Rainbow Village in Taichung was almost demolished in 2010 — an old military dependant's village saved when 90-year-old Huang Yung-Fu painted every surface of every remaining building with bright colours and folk art figures. It's now one of Taiwan's most visited attractions. Free entry. Near the Chungan Road area.

Jiufen and the northeast coast mountain towns — Houtong cat village, Shifen waterfall, Pingxi sky lanterns — are all day trips from Taipei via the Pingxi Line railway. Ruifang station is the hub, 40 minutes from Taipei.

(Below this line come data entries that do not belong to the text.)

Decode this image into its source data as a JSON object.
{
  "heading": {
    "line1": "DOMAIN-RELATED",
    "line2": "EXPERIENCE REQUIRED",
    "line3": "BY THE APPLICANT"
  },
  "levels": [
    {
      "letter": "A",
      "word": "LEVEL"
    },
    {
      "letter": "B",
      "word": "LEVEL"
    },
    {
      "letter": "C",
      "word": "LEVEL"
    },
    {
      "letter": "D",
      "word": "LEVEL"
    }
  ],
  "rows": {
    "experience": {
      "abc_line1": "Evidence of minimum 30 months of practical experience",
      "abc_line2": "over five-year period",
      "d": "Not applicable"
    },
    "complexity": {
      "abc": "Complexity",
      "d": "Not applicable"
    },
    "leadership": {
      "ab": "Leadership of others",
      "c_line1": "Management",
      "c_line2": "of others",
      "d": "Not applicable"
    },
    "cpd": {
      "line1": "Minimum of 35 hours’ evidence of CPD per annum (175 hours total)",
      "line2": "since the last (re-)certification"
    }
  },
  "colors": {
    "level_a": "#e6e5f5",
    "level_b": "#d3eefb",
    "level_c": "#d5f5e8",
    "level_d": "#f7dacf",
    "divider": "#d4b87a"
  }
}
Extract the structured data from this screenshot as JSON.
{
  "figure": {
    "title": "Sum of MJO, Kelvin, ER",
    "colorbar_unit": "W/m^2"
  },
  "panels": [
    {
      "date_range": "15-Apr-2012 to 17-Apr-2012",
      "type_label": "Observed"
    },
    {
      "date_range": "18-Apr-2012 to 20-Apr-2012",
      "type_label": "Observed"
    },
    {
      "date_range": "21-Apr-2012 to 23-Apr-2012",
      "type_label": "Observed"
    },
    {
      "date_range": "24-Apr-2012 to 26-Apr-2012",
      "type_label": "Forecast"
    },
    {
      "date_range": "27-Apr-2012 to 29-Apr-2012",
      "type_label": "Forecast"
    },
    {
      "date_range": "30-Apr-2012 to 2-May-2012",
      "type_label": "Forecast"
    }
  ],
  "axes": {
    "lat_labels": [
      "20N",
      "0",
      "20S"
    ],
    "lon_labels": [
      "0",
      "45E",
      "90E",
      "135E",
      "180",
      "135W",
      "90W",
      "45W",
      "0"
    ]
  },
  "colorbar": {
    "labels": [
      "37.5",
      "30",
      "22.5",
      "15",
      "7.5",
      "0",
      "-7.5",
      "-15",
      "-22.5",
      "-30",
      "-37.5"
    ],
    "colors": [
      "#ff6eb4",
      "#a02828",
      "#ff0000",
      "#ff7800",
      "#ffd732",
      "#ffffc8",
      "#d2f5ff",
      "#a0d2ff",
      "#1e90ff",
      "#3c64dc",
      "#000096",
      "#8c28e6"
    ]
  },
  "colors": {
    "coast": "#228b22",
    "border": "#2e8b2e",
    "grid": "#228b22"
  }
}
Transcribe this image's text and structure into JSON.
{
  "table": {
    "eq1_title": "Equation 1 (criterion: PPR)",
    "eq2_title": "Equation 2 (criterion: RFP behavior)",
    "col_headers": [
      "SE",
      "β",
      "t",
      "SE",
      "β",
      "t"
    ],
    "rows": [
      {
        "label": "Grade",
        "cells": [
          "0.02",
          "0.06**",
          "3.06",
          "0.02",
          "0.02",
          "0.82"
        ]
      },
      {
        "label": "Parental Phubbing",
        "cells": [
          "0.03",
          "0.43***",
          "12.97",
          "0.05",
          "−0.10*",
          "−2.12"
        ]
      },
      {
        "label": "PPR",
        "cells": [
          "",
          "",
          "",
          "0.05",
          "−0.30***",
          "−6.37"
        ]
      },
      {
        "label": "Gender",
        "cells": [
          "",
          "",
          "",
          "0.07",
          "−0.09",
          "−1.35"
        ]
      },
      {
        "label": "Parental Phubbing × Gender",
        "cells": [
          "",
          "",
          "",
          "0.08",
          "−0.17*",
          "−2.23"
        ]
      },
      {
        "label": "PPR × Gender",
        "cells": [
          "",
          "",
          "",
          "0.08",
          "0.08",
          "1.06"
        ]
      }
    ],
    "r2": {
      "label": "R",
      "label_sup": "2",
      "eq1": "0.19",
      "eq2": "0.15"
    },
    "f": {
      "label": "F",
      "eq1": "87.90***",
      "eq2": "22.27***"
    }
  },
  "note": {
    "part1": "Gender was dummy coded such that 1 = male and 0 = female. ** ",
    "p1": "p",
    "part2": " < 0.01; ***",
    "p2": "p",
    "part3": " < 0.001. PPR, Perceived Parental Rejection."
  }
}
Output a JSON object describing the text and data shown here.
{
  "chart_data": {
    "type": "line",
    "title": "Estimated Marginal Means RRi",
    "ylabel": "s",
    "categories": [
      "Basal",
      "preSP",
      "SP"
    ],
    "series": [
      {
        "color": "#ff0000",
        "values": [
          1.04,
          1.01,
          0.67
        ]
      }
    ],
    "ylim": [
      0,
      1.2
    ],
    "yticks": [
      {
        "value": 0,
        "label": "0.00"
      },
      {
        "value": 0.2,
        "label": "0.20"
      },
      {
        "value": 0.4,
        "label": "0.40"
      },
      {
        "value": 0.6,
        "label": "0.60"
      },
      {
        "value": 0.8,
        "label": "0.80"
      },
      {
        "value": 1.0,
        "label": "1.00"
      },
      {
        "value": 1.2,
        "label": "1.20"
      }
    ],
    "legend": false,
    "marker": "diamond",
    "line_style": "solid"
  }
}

🌟 Top City Break Experiences

🗼 Taipei 101 Observatory

The observatory at Taipei 101 gives 360° views of the Taipei Basin, surrounding mountains, and Pacific coast on clear days. The world's largest damper ball — a massive suspended steel sphere — is visible on the floors below the deck. Book tickets online in advance to avoid queues. The sunset slot gives both day and night views in one visit. More info →

🏛️ National Palace Museum

One of the world's great museums holds an extraordinary collection of Chinese imperial art — jade, calligraphy, porcelain, bronzes, and paintings across thousands of years. The famous jade cabbage carved from a single stone of jadeite is the most visited piece. Audio guide available in English. Thursdays and Fridays have late opening — less crowded than weekends. More info →

🎨 Rainbow Village Taichung

Huang Yung-Fu's painted village covers every surface of a former military housing complex with vivid folk-art murals — tigers, birds, soldiers, flowers, abstract patterns — in a riotous, joyful explosion of colour. The village was scheduled for demolition in 2010 until students and citizens rallied to save it. Free entry. Open daily. More info →

🏯 Chihkan Tower, Tainan

Fort Provintia — the Dutch colonial fort built in 1653, rebuilt as Chihkan Tower by Qing dynasty administrators in 1875 — overlooks Tainan's old merchant quarter. The compound has nine stone tablets recounting a Qing general's military campaigns, the legendary turtle pond, and pavilions with views over the city. Combine with a walking tour of Tainan's temple district nearby. More info →

☕ Da'an Café District Walk

Da'an District in Taipei has Taiwan's densest concentration of independent cafés — hundreds of them, each with its own aesthetic, coffee programme, and neighbourhood following. Yongkang Street is the famous stretch, but the quieter alleys around Xinsheng South Road and Da'an Park have the better finds. Many cafés open at 10am and run until midnight. More info →

🌠 Pingxi Sky Lantern Release

Pingxi township in the New Taipei mountains runs sky lantern releases year-round — not just at the famous Lantern Festival. Buy a sky lantern at a Pingxi Old Street shop, write your wishes on the sides, light the fuel cell, and release it above the valley. The lanterns drift over the gorge and hilltops, glowing orange. Reach Pingxi via Ruifang station on the Pingxi Line. More info →

💡 Insider Tips

  • 🚄 HSR connects cities fast — Taipei to Tainan in under two hours, Taipei to Taichung in under an hour. Buy a multi-day pass if visiting multiple cities.
  • 🎫 Temple admissions are almost always free — Hundreds of temples across Taiwan welcome visitors at no charge. Dress modestly and observe quietly — these are working religious sites.
  • 🗺️ Use Google Maps for Tainan streets — The old city's temple and heritage district is a maze of narrow lanes. Download offline maps before leaving your hotel.
  • 🌃 Jiufen on weekdays only — Weekends are uncomfortably crowded. Go Tuesday or Wednesday and you'll have the teahouses to yourself. Same train, same scenery, completely different experience.
  • 📱 Taiwan Tourism Administration app — Offline maps, audio guides for heritage sites, and real-time transport info. Download before arrival.